Migration and invasion assays
For transwell migration assays, 1.5 × 104 cells (S18, 5-8F) or 3.5 × 104 cells (S26, 6-10B) in 200 μl of serum-free DMEM were added to cell culture inserts with an 8-μm microporous filter without extracellular matrix coating (Becton–Dickinson Labware). DMEM medium containing 10% FBS was added to the bottom chamber. After 24-h incubation, the cells in the lower surface of the filter were fixed, stained, and examined using a microscope. The numbers of migrated cells from triplicate filters were counted in three random optical fields (×100 magnification) and averaged.
Transwell invasion assays were carried out in the same way, except that the chamber inserts were precoated with Matrigel (Becton–Dickinson Labware).

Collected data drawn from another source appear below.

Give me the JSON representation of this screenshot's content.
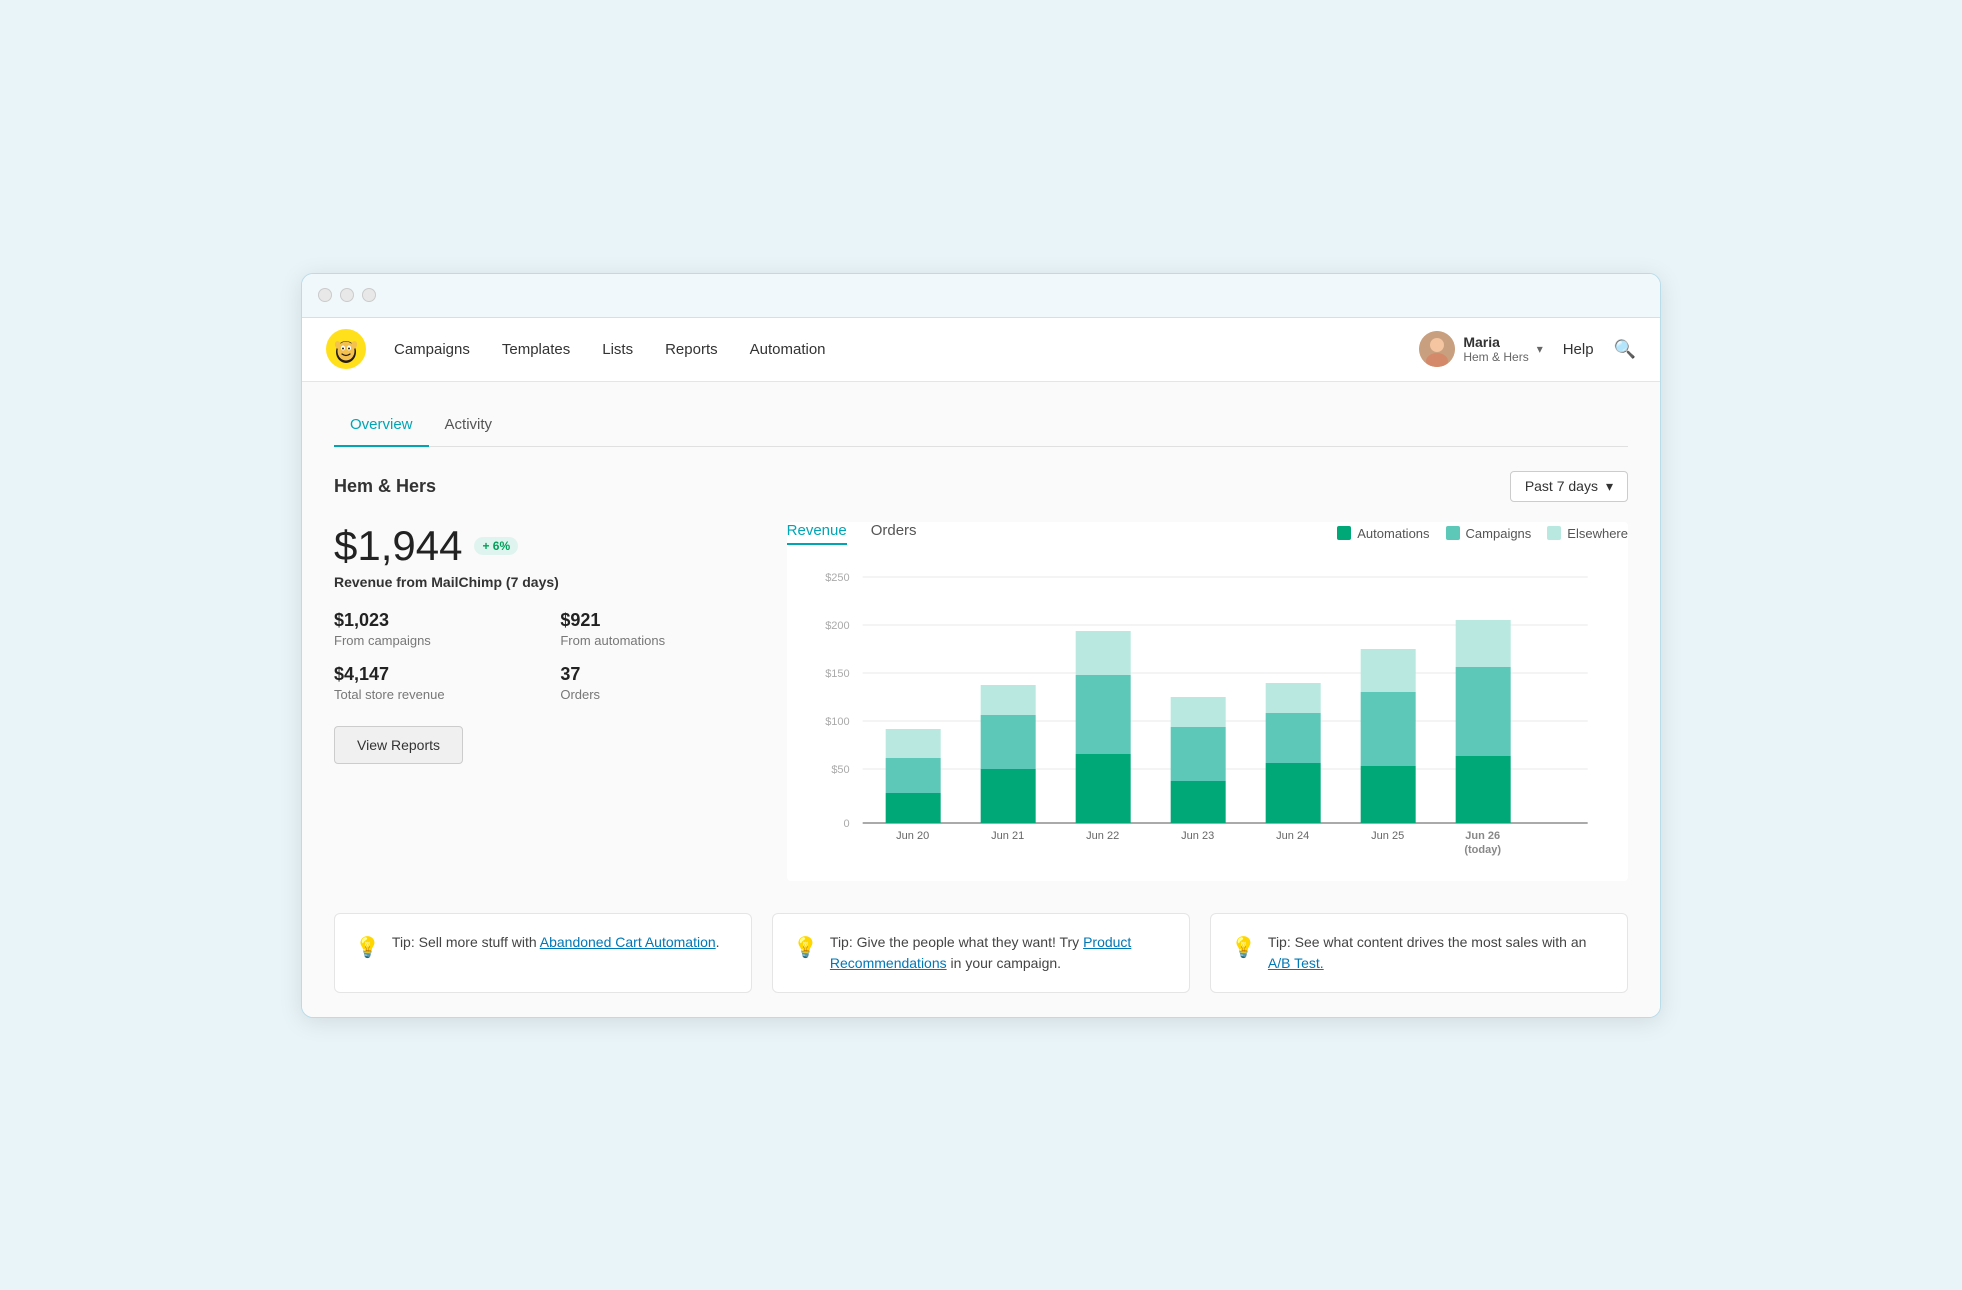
{
  "window": {
    "titlebar_buttons": [
      "close",
      "minimize",
      "maximize"
    ]
  },
  "navbar": {
    "logo_alt": "MailChimp logo",
    "nav_items": [
      {
        "label": "Campaigns",
        "id": "campaigns"
      },
      {
        "label": "Templates",
        "id": "templates"
      },
      {
        "label": "Lists",
        "id": "lists"
      },
      {
        "label": "Reports",
        "id": "reports"
      },
      {
        "label": "Automation",
        "id": "automation"
      }
    ],
    "user": {
      "name": "Maria",
      "org": "Hem & Hers",
      "avatar_emoji": "👩"
    },
    "help_label": "Help"
  },
  "tabs": [
    {
      "label": "Overview",
      "active": true
    },
    {
      "label": "Activity",
      "active": false
    }
  ],
  "section": {
    "title": "Hem & Hers",
    "date_range": "Past 7 days"
  },
  "stats": {
    "revenue": "$1,944",
    "revenue_change": "+ 6%",
    "revenue_label": "Revenue from MailChimp (7 days)",
    "from_campaigns_value": "$1,023",
    "from_campaigns_label": "From campaigns",
    "from_automations_value": "$921",
    "from_automations_label": "From automations",
    "total_store_value": "$4,147",
    "total_store_label": "Total store revenue",
    "orders_value": "37",
    "orders_label": "Orders"
  },
  "view_reports_label": "View Reports",
  "chart": {
    "tabs": [
      {
        "label": "Revenue",
        "active": true
      },
      {
        "label": "Orders",
        "active": false
      }
    ],
    "legend": [
      {
        "label": "Automations",
        "color": "#00a878"
      },
      {
        "label": "Campaigns",
        "color": "#5dc8b8"
      },
      {
        "label": "Elsewhere",
        "color": "#b8e8e0"
      }
    ],
    "y_axis": [
      "$250",
      "$200",
      "$150",
      "$100",
      "$50",
      "0"
    ],
    "bars": [
      {
        "label": "Jun 20",
        "automations": 30,
        "campaigns": 35,
        "elsewhere": 30
      },
      {
        "label": "Jun 21",
        "automations": 55,
        "campaigns": 55,
        "elsewhere": 30
      },
      {
        "label": "Jun 22",
        "automations": 70,
        "campaigns": 80,
        "elsewhere": 45
      },
      {
        "label": "Jun 23",
        "automations": 42,
        "campaigns": 55,
        "elsewhere": 30
      },
      {
        "label": "Jun 24",
        "automations": 60,
        "campaigns": 50,
        "elsewhere": 30
      },
      {
        "label": "Jun 25",
        "automations": 58,
        "campaigns": 75,
        "elsewhere": 45
      },
      {
        "label": "Jun 26 (today)",
        "automations": 68,
        "campaigns": 90,
        "elsewhere": 48
      }
    ]
  },
  "tips": [
    {
      "icon": "💡",
      "text_before": "Tip: Sell more stuff with ",
      "link_text": "Abandoned Cart Automation",
      "text_after": "."
    },
    {
      "icon": "💡",
      "text_before": "Tip: Give the people what they want! Try ",
      "link_text": "Product Recommendations",
      "text_after": " in your campaign."
    },
    {
      "icon": "💡",
      "text_before": "Tip: See what content drives the most sales with an ",
      "link_text": "A/B Test.",
      "text_after": ""
    }
  ]
}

Chromatin immunoprecipitation (ChIP) assay
The assay was conducted using a commercial ChIP kit from Active &Motif (cat#: 53040). Briefly, cells were seeded onto 15-cm plates and allowed to grow to 70%–80% confluence. Cells were fixed and collected, and the nuclear pellet was resuspended in ChIP Buffer, subjected to sonication and incubated overnight with 5-μg antibody, followed by incubation with protein G agarose beads for 3 h at 4 °C. DNA–protein complexes were eluted and de-cross-linked through a series of washes. Purified DNA was resuspended in TE buffer and analyzed with PCR using the following primers: E-cadherin-ChIP-F, 5′-ACTCCAGGCTAGAGGGTCACC-3′; E-cadherin-ChIP-R, 5′-CCGCAAGCTCACAGGTGCTTTGCAGTTCC-3′; TEL2-ChIP-E1-F, 5′-TGAATGTGCATTAGTTTATCAAGCC-3′; TEL2-ChIP-E1-R, 5′-CAATCTGCCTACCAGAAATTTATTC-3′; TEL2-ChIP-E2-F, 5′-CACAGTCACGGCTCACTGCAG-3′; TEL2-ChIP-E2-R, 5′-GAGTTGGACACCAGTCTGAACAAC-3′; TEL2-ChIP-E3-F, 5′-GGAGCGCTCAAGACAGAAAGC-3′; TEL2-ChIP-E3-R, 5′-AAAATAGGTTTGGAAATCTAGGTGG-3′; TEL2-ChIP-E4-F, 5′-AGGCAGTAGAGTGGTTAACACAAAC-3′; TEL2-ChIP-E4-R, 5′-TTTATGGAGTTCTCTGTGGATCATG-3′; GAPDH-ChIP-F, 5′-TTCTTGCCTTGCTCTTGCTACTC-3′; and GAPDH-ChIP-R, 5′-AGCCTGCCTGGTGATAATCTTTG-3′.
Luciferase assay
The assay was carried out as described previously [2, 4]. Briefly, cells were plated in 12-well plates at a density of 2 × 105 per well, and transfected with 0.8-μg promoter-luciferase plasmid. To normalize transfection efficiency, cells were co-transfected with 8-ng pRL-CMV encoding Renilla luciferase. After transfection for 48 h, luciferase activity was measured using the Dual-Luciferase Assay kit (Promega). Three independent experiments were performed, and means and standard deviations are presented.
Animal experiments
Experiments involving animal subjects and all protocols for animal studies were approved by the Research Animal Resource Center of Sun Yat-sen University, in full compliance with the guidelines of the Institutional Animal Care and Use Committee at Sun Yat-sen University Cancer Center. Male athymic mice aged 5–6 weeks were obtained from Shanghai Institutes for Biological Sciences (Shanghai, China). Human NPC cells were resuspended in 100-μl phosphate-buffered saline (PBS; Biological Industries) and injected into the lateral tail vein of mice (3 × 106 cells/animal). At 6 weeks after injection, mice were euthanized. Metastatic nodules were counted with the naked eyes.
Clinical samples
Experiments involving human tissue samples were approved by the Institutional Review Board of Sun Yat-sen University Cancer Center (YB2015-010). Written informed consent was obtained from all subjects prior to sample collection. Tissue blocks prepared from NPC tissues (10 cases) and lymph node metastases (4 cases) were stored for qRT-PCR.
Statistical analysis
Differences between two groups were assessed using Student’s t-test. Differences among three or more groups were assessed using parametric ANOVA and the least significant difference (LSD) test. Statistical significance was set at P < 0.05 (2-sided).